Elizabeth Olsen stars in director Sean Durkin’s psychological thriller, MARTHA MARCY MAY MARLENE, about a young woman who undergoes an explosive crisis of identity after escaping the confines of a rural cult-like farming community. Trapped by unsettling flashes of memories from the past and visions of a perilous future, she becomes taken over by an unsettling sense of fear, leaving her consumed by paranoia and a mysterious burden of guilt.
The film, winner of the Best Director Award at this year’s Sundance Film Festival and the Cannes Prix de la Jeunesse, begins with Martha (Elizabeth Olsen in her feature film debut) running from an idyllic farmhouse into the woods of Upstate New York. Terrified, and with nowhere to turn, she calls the estranged sister she hasn’t seen in years (Sarah Paulson), and suddenly finds herself in a lush, lakeside Connecticut summerhouse with Lucy and her new husband Ted (Hugh Dancy). Yet, the beauty and comfort of Martha’s new surroundings clash with everything she is feeling as a secret fugitive from an unexplainable world, and so long away from society’s rules, she is unable to act in a way others find normal.

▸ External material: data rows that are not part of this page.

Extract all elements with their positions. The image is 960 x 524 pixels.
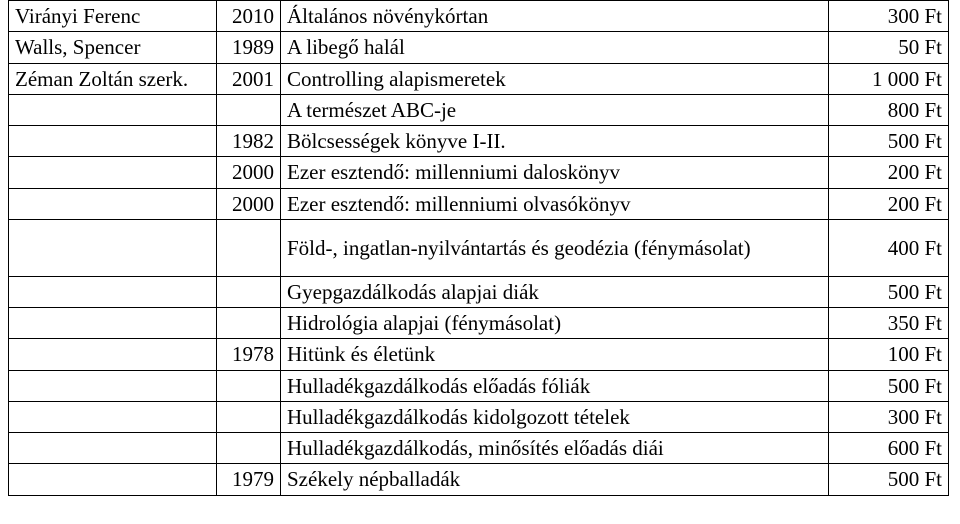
cell-author [9, 126, 217, 157]
table-row: 1979 Székely népballadák 500 Ft [9, 464, 949, 495]
table-row: Walls, Spencer 1989 A libegő halál 50 Ft [9, 32, 949, 63]
cell-title: Hulladékgazdálkodás kidolgozott tételek [281, 401, 829, 432]
cell-title: Bölcsességek könyve I-II. [281, 126, 829, 157]
cell-year [217, 401, 281, 432]
table-row: 1982 Bölcsességek könyve I-II. 500 Ft [9, 126, 949, 157]
cell-year: 2001 [217, 63, 281, 94]
cell-author [9, 370, 217, 401]
cell-title: Controlling alapismeretek [281, 63, 829, 94]
cell-title: Föld-, ingatlan-nyilvántartás és geodézi… [281, 219, 829, 276]
book-table-body: Virányi Ferenc 2010 Általános növénykórt… [9, 1, 949, 496]
cell-year [217, 370, 281, 401]
cell-title: Gyepgazdálkodás alapjai diák [281, 276, 829, 307]
cell-year [217, 94, 281, 125]
cell-price: 50 Ft [829, 32, 949, 63]
cell-author [9, 276, 217, 307]
table-row: 1978 Hitünk és életünk 100 Ft [9, 339, 949, 370]
cell-price: 200 Ft [829, 157, 949, 188]
cell-year [217, 433, 281, 464]
table-row: 2000 Ezer esztendő: millenniumi olvasókö… [9, 188, 949, 219]
table-row: Gyepgazdálkodás alapjai diák 500 Ft [9, 276, 949, 307]
cell-year: 1989 [217, 32, 281, 63]
cell-price: 400 Ft [829, 219, 949, 276]
cell-author [9, 94, 217, 125]
cell-price: 300 Ft [829, 1, 949, 32]
cell-year: 1978 [217, 339, 281, 370]
table-row: Föld-, ingatlan-nyilvántartás és geodézi… [9, 219, 949, 276]
cell-year: 2000 [217, 188, 281, 219]
cell-title: Székely népballadák [281, 464, 829, 495]
table-row: Hulladékgazdálkodás kidolgozott tételek … [9, 401, 949, 432]
cell-author: Zéman Zoltán szerk. [9, 63, 217, 94]
cell-price: 200 Ft [829, 188, 949, 219]
table-row: Virányi Ferenc 2010 Általános növénykórt… [9, 1, 949, 32]
cell-author: Virányi Ferenc [9, 1, 217, 32]
cell-year: 1982 [217, 126, 281, 157]
cell-author [9, 464, 217, 495]
cell-price: 800 Ft [829, 94, 949, 125]
table-row: Zéman Zoltán szerk. 2001 Controlling ala… [9, 63, 949, 94]
cell-price: 600 Ft [829, 433, 949, 464]
cell-title: Ezer esztendő: millenniumi olvasókönyv [281, 188, 829, 219]
cell-author [9, 339, 217, 370]
cell-author: Walls, Spencer [9, 32, 217, 63]
cell-year: 2010 [217, 1, 281, 32]
cell-price: 500 Ft [829, 464, 949, 495]
table-row: Hulladékgazdálkodás előadás fóliák 500 F… [9, 370, 949, 401]
cell-year: 2000 [217, 157, 281, 188]
cell-price: 500 Ft [829, 276, 949, 307]
cell-year [217, 276, 281, 307]
table-row: Hidrológia alapjai (fénymásolat) 350 Ft [9, 308, 949, 339]
cell-author [9, 219, 217, 276]
cell-year [217, 308, 281, 339]
cell-author [9, 188, 217, 219]
table-row: 2000 Ezer esztendő: millenniumi daloskön… [9, 157, 949, 188]
cell-author [9, 308, 217, 339]
cell-title: A libegő halál [281, 32, 829, 63]
table-row: A természet ABC-je 800 Ft [9, 94, 949, 125]
cell-year [217, 219, 281, 276]
cell-title: Ezer esztendő: millenniumi daloskönyv [281, 157, 829, 188]
cell-title: Hitünk és életünk [281, 339, 829, 370]
cell-title: A természet ABC-je [281, 94, 829, 125]
book-table: Virányi Ferenc 2010 Általános növénykórt… [8, 0, 949, 496]
cell-price: 300 Ft [829, 401, 949, 432]
cell-author [9, 433, 217, 464]
cell-title: Hulladékgazdálkodás, minősítés előadás d… [281, 433, 829, 464]
table-row: Hulladékgazdálkodás, minősítés előadás d… [9, 433, 949, 464]
cell-price: 500 Ft [829, 126, 949, 157]
cell-author [9, 401, 217, 432]
cell-title: Hidrológia alapjai (fénymásolat) [281, 308, 829, 339]
cell-author [9, 157, 217, 188]
cell-price: 500 Ft [829, 370, 949, 401]
cell-price: 100 Ft [829, 339, 949, 370]
cell-price: 1 000 Ft [829, 63, 949, 94]
cell-title: Általános növénykórtan [281, 1, 829, 32]
cell-year: 1979 [217, 464, 281, 495]
cell-price: 350 Ft [829, 308, 949, 339]
cell-title: Hulladékgazdálkodás előadás fóliák [281, 370, 829, 401]
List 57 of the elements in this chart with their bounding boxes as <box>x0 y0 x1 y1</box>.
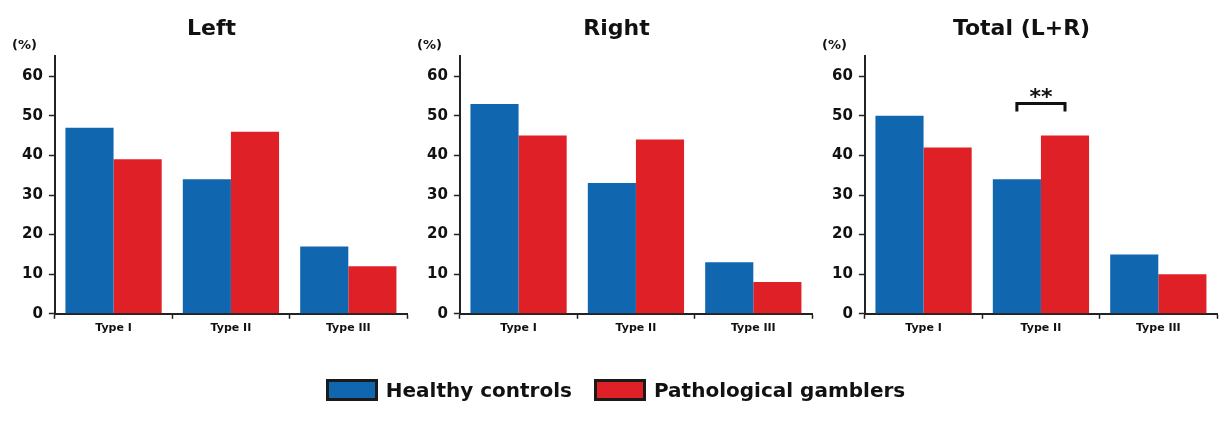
x-tick-label: Type I <box>500 321 537 335</box>
x-tick-label: Type III <box>730 321 776 335</box>
x-tick-label: Type III <box>1135 321 1181 335</box>
y-tick-label: 60 <box>832 66 853 85</box>
bar <box>518 135 567 314</box>
bar <box>1040 135 1090 314</box>
chart-title: Right <box>583 14 651 40</box>
x-tick-label: Type I <box>905 321 942 335</box>
bar <box>1158 274 1207 314</box>
annotation: ** <box>1029 84 1053 110</box>
y-tick-label: 0 <box>32 303 43 322</box>
x-tick-label: Type I <box>95 321 132 335</box>
y-axis-title: (%) <box>417 37 442 53</box>
y-tick-label: 50 <box>832 105 853 124</box>
y-tick-label: 20 <box>427 224 448 243</box>
legend-label: Pathological gamblers <box>653 378 906 402</box>
y-tick-label: 20 <box>832 224 853 243</box>
chart-title: Total (L+R) <box>952 14 1091 40</box>
bar <box>875 115 924 314</box>
bar <box>923 147 972 314</box>
bar <box>705 262 754 314</box>
x-tick-label: Type II <box>615 321 657 335</box>
y-tick-label: 60 <box>22 66 43 85</box>
bar <box>113 159 162 314</box>
bar <box>182 179 231 314</box>
y-tick-label: 40 <box>427 145 448 164</box>
y-axis-title: (%) <box>822 37 847 53</box>
y-tick-label: 40 <box>832 145 853 164</box>
y-tick-label: 60 <box>427 66 448 85</box>
bar <box>300 246 349 314</box>
y-tick-label: 30 <box>832 184 853 203</box>
y-tick-label: 20 <box>22 224 43 243</box>
bar <box>992 179 1041 314</box>
y-tick-label: 30 <box>22 184 43 203</box>
y-tick-label: 50 <box>22 105 43 124</box>
y-tick-label: 30 <box>427 184 448 203</box>
bar <box>1110 254 1159 314</box>
y-tick-label: 10 <box>427 264 448 283</box>
y-axis-title: (%) <box>12 37 37 53</box>
y-tick-label: 10 <box>22 264 43 283</box>
y-tick-label: 50 <box>427 105 448 124</box>
y-tick-label: 0 <box>437 303 448 322</box>
bar <box>230 131 280 314</box>
legend-label: Healthy controls <box>385 378 572 402</box>
y-tick-label: 10 <box>832 264 853 283</box>
bar <box>470 103 519 314</box>
x-tick-label: Type II <box>210 321 252 335</box>
y-tick-label: 0 <box>842 303 853 322</box>
y-tick-label: 40 <box>22 145 43 164</box>
bar <box>635 139 685 314</box>
bar <box>348 266 397 314</box>
chart-title: Left <box>186 14 237 40</box>
x-tick-label: Type III <box>325 321 371 335</box>
bar <box>65 127 114 314</box>
bar <box>753 282 802 314</box>
bar <box>587 183 636 314</box>
x-tick-label: Type II <box>1020 321 1062 335</box>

Martha may have run away, but she still is held captive by memories that slowly, devastatingly, begin to creep up on her. Seeping into her fledgling new life, revealing all that she has been through, from the innocent desire for familial love that brought her to a secluded farm commune to her chilling relationship with the fatherly but manipulative community leader Patrick (John Hawkes). Building, until they expose the heart-stopping source of her mounting dread.
The result is a closely observed tale of psychological suspense that is also an arresting meditation on identity, vulnerability and the hunger for family in forms both tender and dangerous.